Trail and Warfield have officially put further amalgamation study action to bed after shelving discussions last year.
The city was waiting to hear from the village after Warfield put Phase 2 of the merger report on hold due to the uncertainty of industrial taxation.
“The industrial taxation was a big issue but it wasn’t completely the whole issue,” said Warfield councillor Donna Baggio, acting as mayor. “We looked at figures of taxation for Warfield and Trail, which seemed to be equal in some points and in others slightly higher for Trail at the moment.”
Phase 1 of the study administered by Urban Systems highlighted three amalgamation scenarios – business as usual, increased efficiencies and enhanced services – and ultimately concluded that taxes would fluctuate between a $42 decrease to a $12 increase per year for a $200,000 home. The study projected under the “business as usual” scenario that property taxes for business owners in Warfield would increase by about $370 per $100,000 in assessed value, which would gradually be phased in.
The second part of the study would have looked more critically at the potential new organization, as far as the number of employees and the types of services available through city hall.
A survey of residents given last summer clearly favoured the continuation of the study that explored what the two communities would look like as one. All Trail respondents and 62 per cent of Warfielders, who participated in a public survey following an amalgamation meeting, supported proceeding with the second half of the study.
But that wasn’t the word on the street, said Baggio, who said the village created a special amalgamation committee which included three residents – Nuala Bain, Thorpe Watson and Gordon Titsworth – to explore whether to proceed.
The move wasn’t seen as attractive after taking a look at some of the issues Trail is dealing with, she said, which include the possibility of footing a bill for a new bridge and potential debt owing to Teck (the company has appealed to the B.C. Assessment Authority for a tax reduction from 2009 and onward that could result in the city paying some $4.8 million plus interest).
Baggio also pointed to Warfield’s small community grant last year of $235,858 and a new Safe Community Innovation Fund (SCIF) grant of $339,382 expected this year, too.
“Until our small community grants are affected, we’re quite sustainable,” she said. “I think there will be a future decision made – I don’t know whether it will be three years, four years, five years down the road or even sooner than that – but I really believe it will be when the provincial government starts clawing back and people financially cannot stay independent.”
Trail Mayor Dieter Bogs was surprised by the village’s decision, when a letter was presented at Monday’s city council meeting.
“It’s really amazing and it’s really sad in many ways when people feel that small community grants are a sure thing from the government and industrial taxation may not be a sure thing forever,” he said. “Taxation is a question mark and it’s very unfortunate to see that the economy be, from my perspective, secondary to cheques from the government.”

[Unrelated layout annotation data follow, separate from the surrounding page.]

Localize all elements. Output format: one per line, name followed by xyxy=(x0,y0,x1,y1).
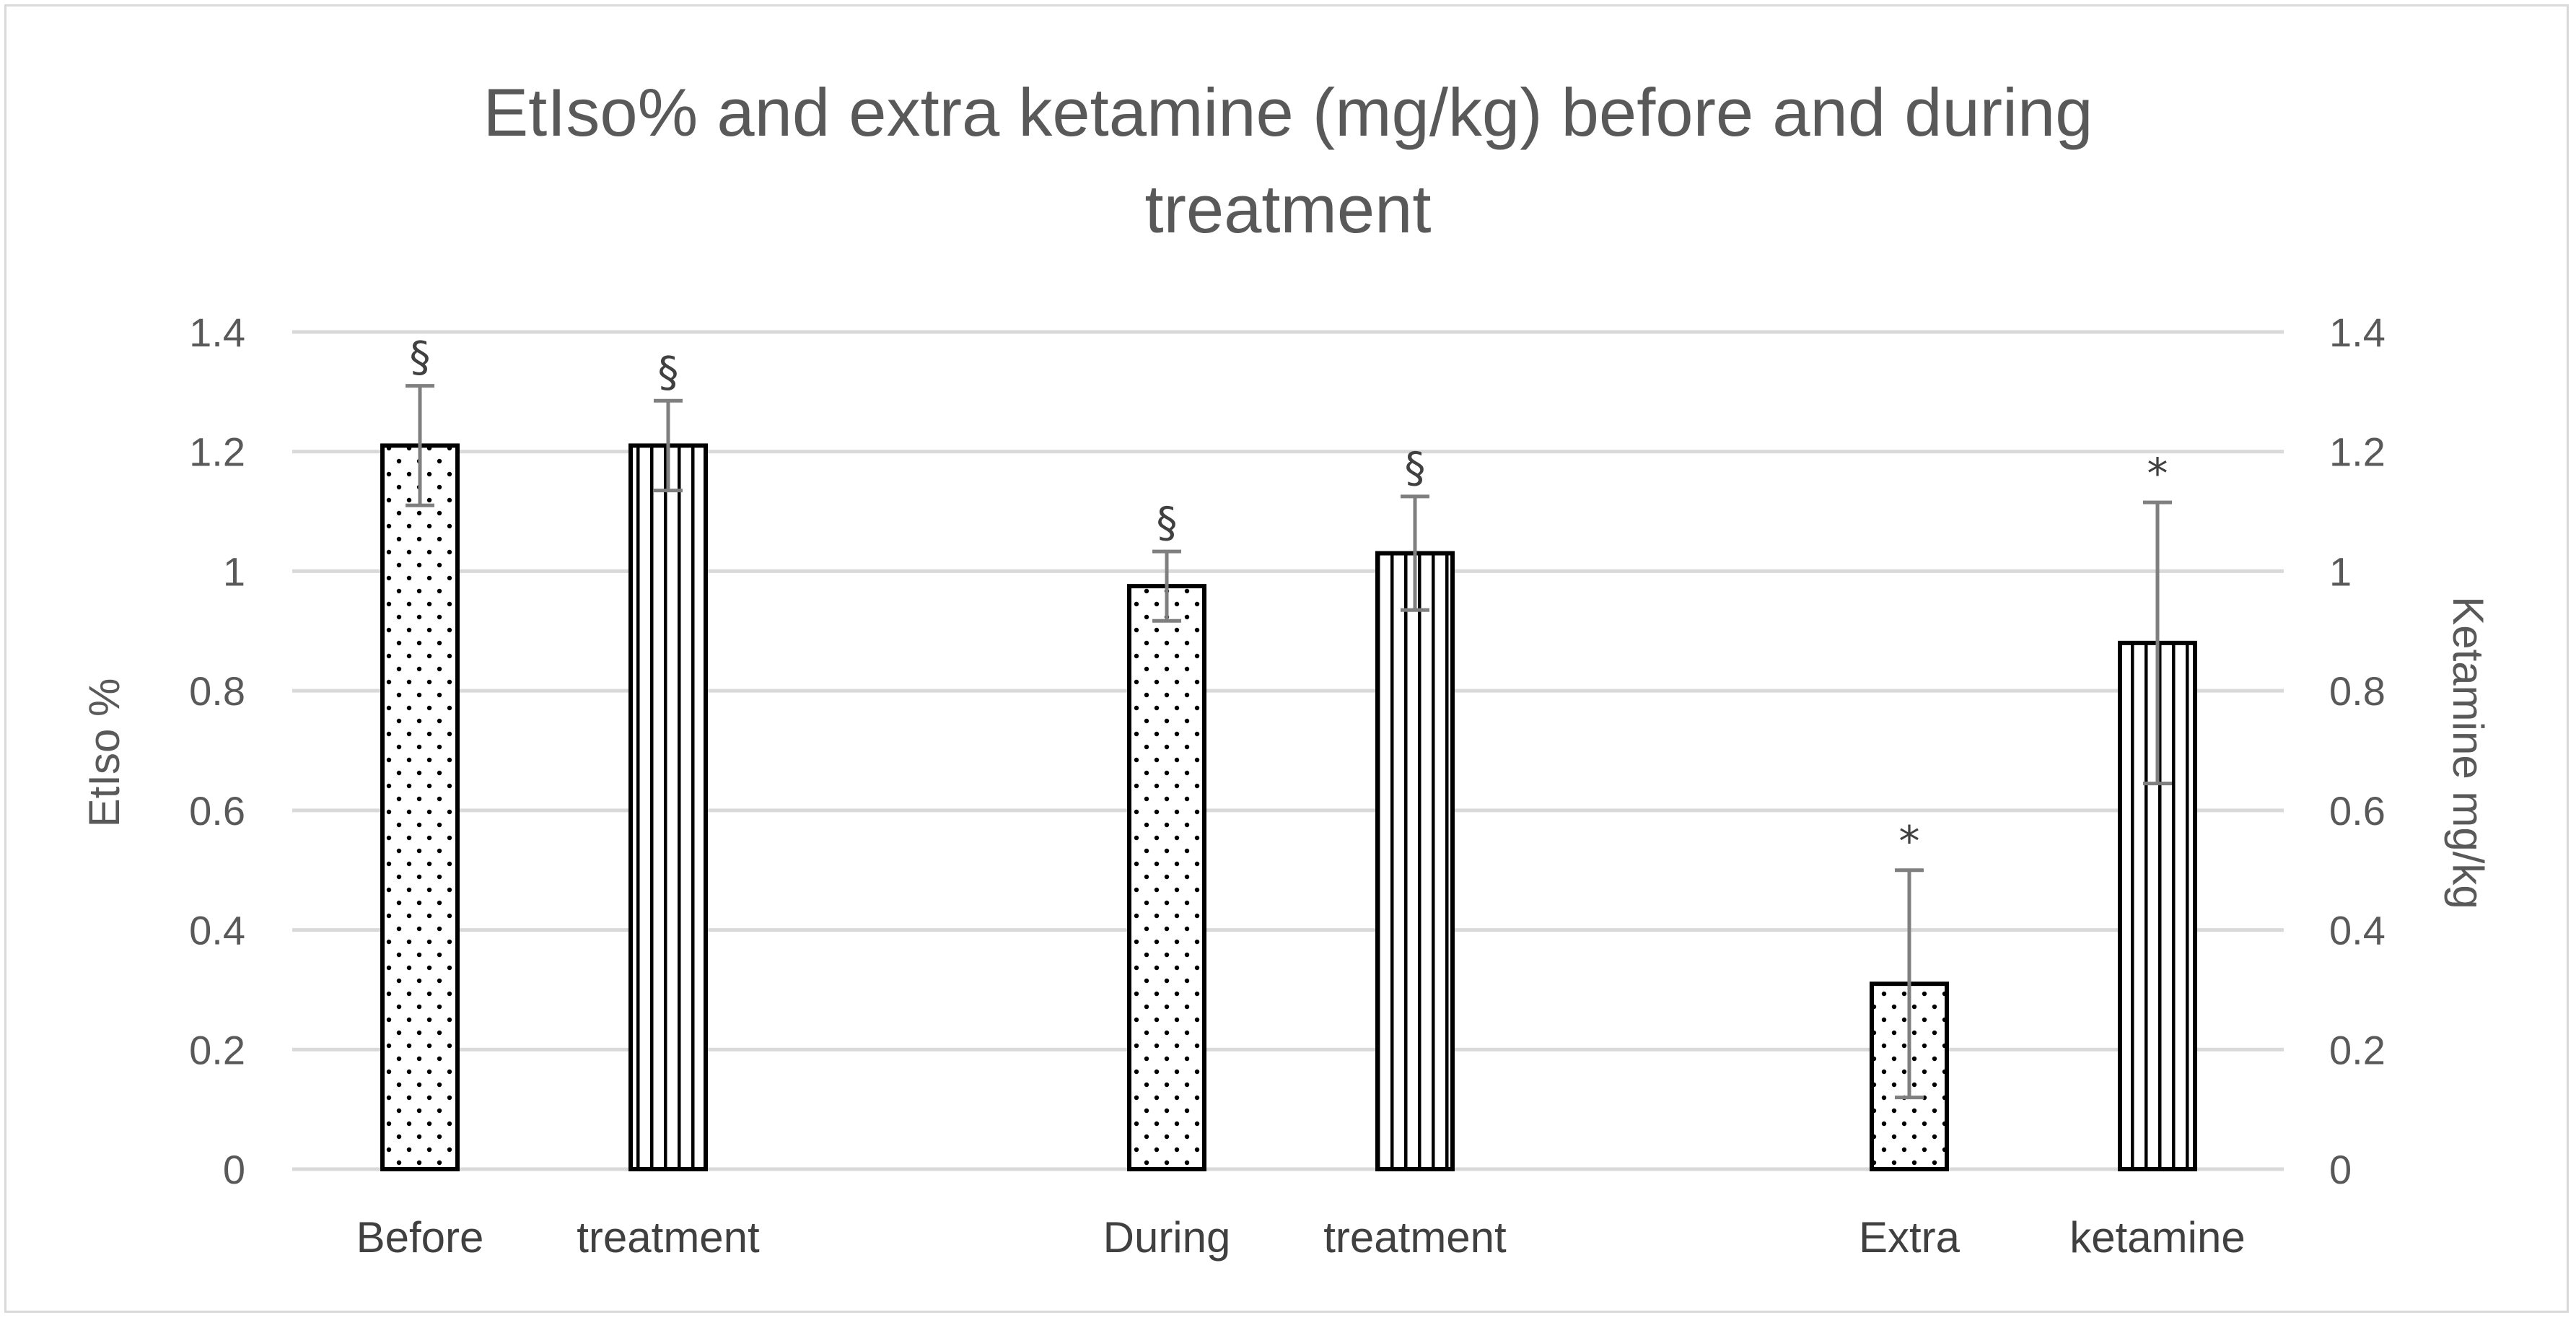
left-y-axis: 0 0.2 0.4 0.6 0.8 1 1.2 1.4 xyxy=(189,310,245,1192)
significance-marker: § xyxy=(410,333,431,382)
right-y-axis: 0 0.2 0.4 0.6 0.8 1 1.2 1.4 xyxy=(2329,310,2386,1192)
right-tick-label: 1.4 xyxy=(2329,310,2386,355)
left-tick-label: 0.4 xyxy=(189,908,245,953)
right-tick-label: 0.4 xyxy=(2329,908,2386,953)
left-tick-label: 0.6 xyxy=(189,788,245,834)
x-axis-labels: Before treatment During treatment Extra ketam… xyxy=(356,1213,2246,1262)
right-tick-label: 0.6 xyxy=(2329,788,2386,834)
significance-marker: * xyxy=(1899,817,1920,866)
bars: § § § § * * xyxy=(380,333,2197,1171)
bar xyxy=(628,443,708,1171)
significance-marker: § xyxy=(1405,443,1426,492)
category-label: Before xyxy=(356,1213,484,1262)
category-label: treatment xyxy=(577,1213,760,1262)
significance-marker: § xyxy=(1157,498,1178,547)
left-tick-label: 1.4 xyxy=(189,310,245,355)
right-tick-label: 1 xyxy=(2329,548,2352,594)
significance-marker: § xyxy=(658,347,679,396)
left-tick-label: 0.2 xyxy=(189,1027,245,1072)
bar xyxy=(380,443,460,1171)
chart-title-line-2: treatment xyxy=(1144,171,1431,247)
category-label: Extra xyxy=(1859,1213,1961,1262)
category-label: During xyxy=(1103,1213,1231,1262)
bar xyxy=(1127,584,1206,1171)
left-tick-label: 0 xyxy=(223,1147,245,1192)
bar xyxy=(1375,551,1455,1171)
right-tick-label: 0.2 xyxy=(2329,1027,2386,1072)
right-tick-label: 0 xyxy=(2329,1147,2352,1192)
left-tick-label: 1 xyxy=(223,548,245,594)
gridlines xyxy=(292,330,2284,1171)
chart-title-line-1: EtIso% and extra ketamine (mg/kg) before… xyxy=(483,74,2093,150)
right-axis-title: Ketamine mg/kg xyxy=(2444,596,2492,909)
left-tick-label: 1.2 xyxy=(189,429,245,475)
right-tick-label: 0.8 xyxy=(2329,668,2386,714)
category-label: treatment xyxy=(1323,1213,1507,1262)
right-tick-label: 1.2 xyxy=(2329,429,2386,475)
category-label: ketamine xyxy=(2069,1213,2245,1262)
significance-marker: * xyxy=(2147,449,2168,498)
left-axis-title: EtIso % xyxy=(80,678,128,828)
left-tick-label: 0.8 xyxy=(189,668,245,714)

City administrator David Perehudoff was also baffled by the village’s position, noting amalgamation would have resulted in a diversified tax base for the village, which is currently 98 per cent residential.
Warfield approached Trail in 2010 to undertake the first phase ($34,000) of the study. Based on population, Trail paid about $28,000 and Warfield picked up the remainder of the bill.
After completing a study of its own, the Beaver Valley – Fruitvale, Montrose and Area A – recently announced no plans of merging the communities due to a substantial tax hike foreseen for Area A residents. Area A director Ali Grieve said she is not opposed to taking a look at the larger scope, a Greater Trail merger, a position that Warfield also shares.
“We thought that this would be a start of the formation of the district municipality in the future,” said Baggio.